在原主的记忆里,顾衍舟是个沉默寡言、只知道带孩子做饭的老实人。
但老实人不代表没脑子。
他在后勤部混了这么多年,天天跟各路人精打交道,什么弯弯绕绕没见过。只是以前原主从来不跟他商量任何事,他的这些东西,压根没有用武之地。
“行。”沈星冉放下茶杯,“听你的。”
顾衍舟愣了一下,在他与沈星冉漫长的婚姻里,这三个字从来没有出现过。
“那……那我去给你热杯牛奶。”顾衍舟站起来,耳根子红了一截,转身就往厨房走。
沈星冉看着他的背影,在心里叹了口气。
这个男人,值得被善待。
——————
第二天上午,安全区核心楼,沈星冉把一份薄薄的资料拍在了长条桌上。
在座的有魏长山、魏承泽、罗建生,再加上陈部长。
沈星冉没有绕弯子,开口就是一句话“有人想杀我。”
“什么意思?”魏长山率先开口。
沈星冉把资料推过去。
“我被那只A级变异兽重伤之前,长期接触了被处理过的晶核。晶核里含有一种慢性毒素,无色无味,常规检测扫不出来,持续损耗精神力底基。”

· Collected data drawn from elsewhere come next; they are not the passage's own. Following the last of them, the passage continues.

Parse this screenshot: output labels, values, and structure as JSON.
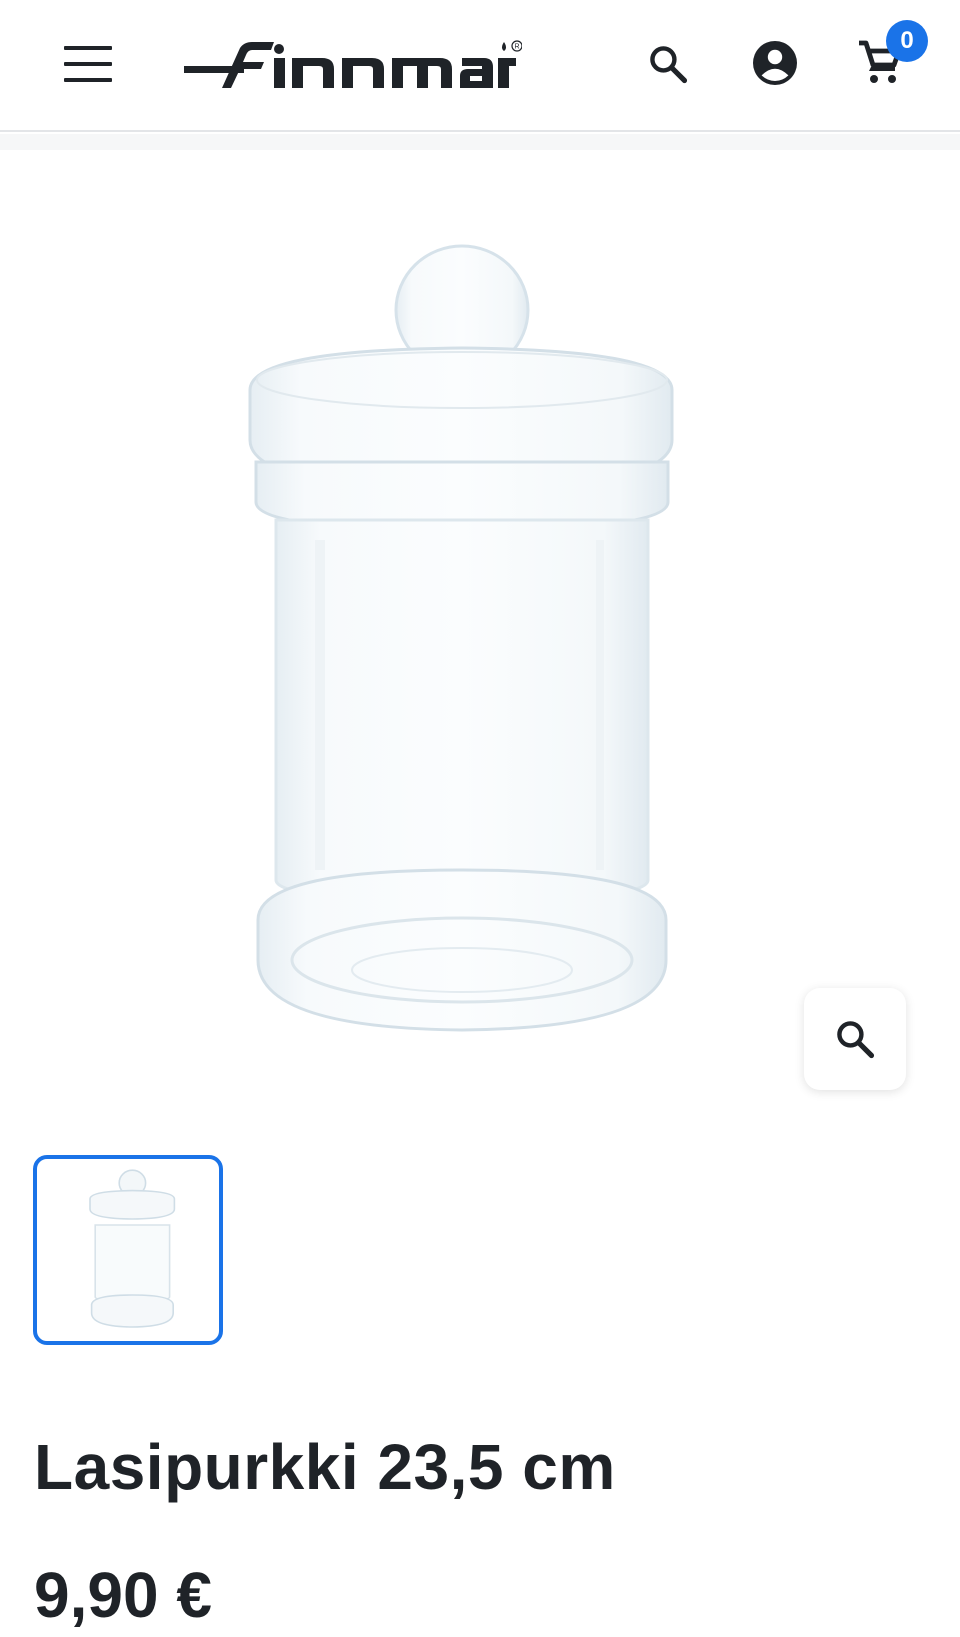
{
  "header": {
    "brand": "Finnmari",
    "cart_count": "0",
    "icons": [
      "menu-icon",
      "search-icon",
      "account-icon",
      "cart-icon"
    ]
  },
  "gallery": {
    "zoom_icon": "zoom-icon",
    "thumbnail_selected_index": 0
  },
  "product": {
    "title": "Lasipurkki 23,5 cm",
    "price": "9,90 €"
  },
  "colors": {
    "accent": "#1a73e8",
    "text": "#1f2328"
  }
}
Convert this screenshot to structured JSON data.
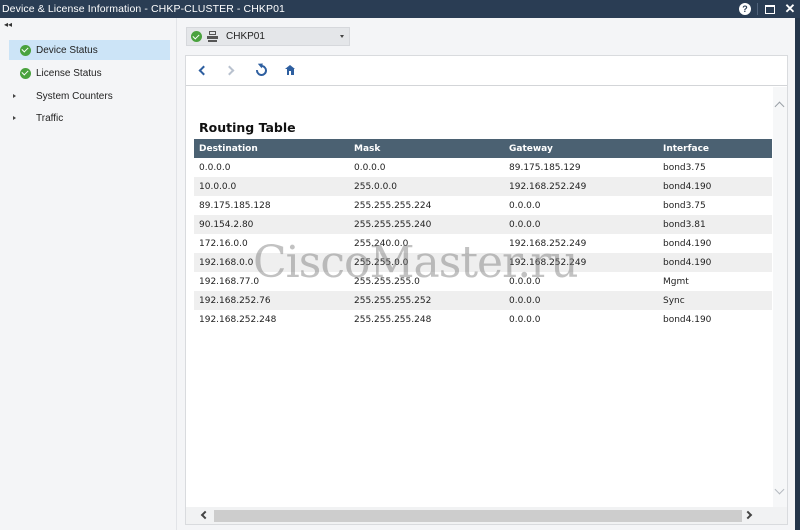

她停了两秒,看着在座每一个人的脸“我之所以会在那次任务中判断失误,反应迟钝,被一爪子打穿胸腔,不全是运气不好。是有人提前削弱了我。”
魏长山脸色铁青:“证据呢?”
“毒晶经手人叫马三,外围物资站的中间商。我准备去查他的时候,马三当晚就失踪了,住处被烧,线索断得太快。”
“所以我今天不是来告状的。我是来通知你们的。”
沈星冉往椅背上一靠“这个安全区有八十万人,粮食靠魏承泽种,伤员靠罗建生救,外围的变异兽靠我扛。三个S级,各管一摊。”
“现在有人想把我弄死。”沈星冉的目光锐利,“我要是死了,东区和南区谁去清?下一次兽潮来了,谁去挡?西北角再钻出来一只A级变异兽,你们派谁去?”
魏长山手指敲了两下桌面:“方朔呢?和他有关系吗?”
沈星冉没有直接回答。
“毒晶从黑市流出,经马三转手。马三失踪前最后接触过的人里,有方朔。”
陈部长脸色一下就白了,方朔是他签字调走的。
魏承泽皱紧眉头:“方朔一个A级,能搞到这种高端毒素?”
“所以他背后还有人。”沈星冉站起身,“这些不归我管。我只管打仗。查人、审人、翻旧账,你们比我擅长。”
“这个安全区养不起第二个想杀S级的人。你们自己掂量着办。”
门关上了。
魏长山猛地一拍桌子:“查!给我把这半年的人事调动、物资流向、任务情报全部翻出来!内卫、情报处、巡逻队同步行动!”
陈部长腿都软了,赶忙表态:“我……我也查!防卫署这边我亲自盯!”
罗建生冷冷的看了他一眼:“你自己先查清楚你部门里有没有耗子。”
陈部长脸上的汗直接渗了出来。
魏承泽拿过那份资料翻了两页,抬头看他爹:“爹,这事必须快。她现在心平气和是给我们面子。要是让她自己动手查……”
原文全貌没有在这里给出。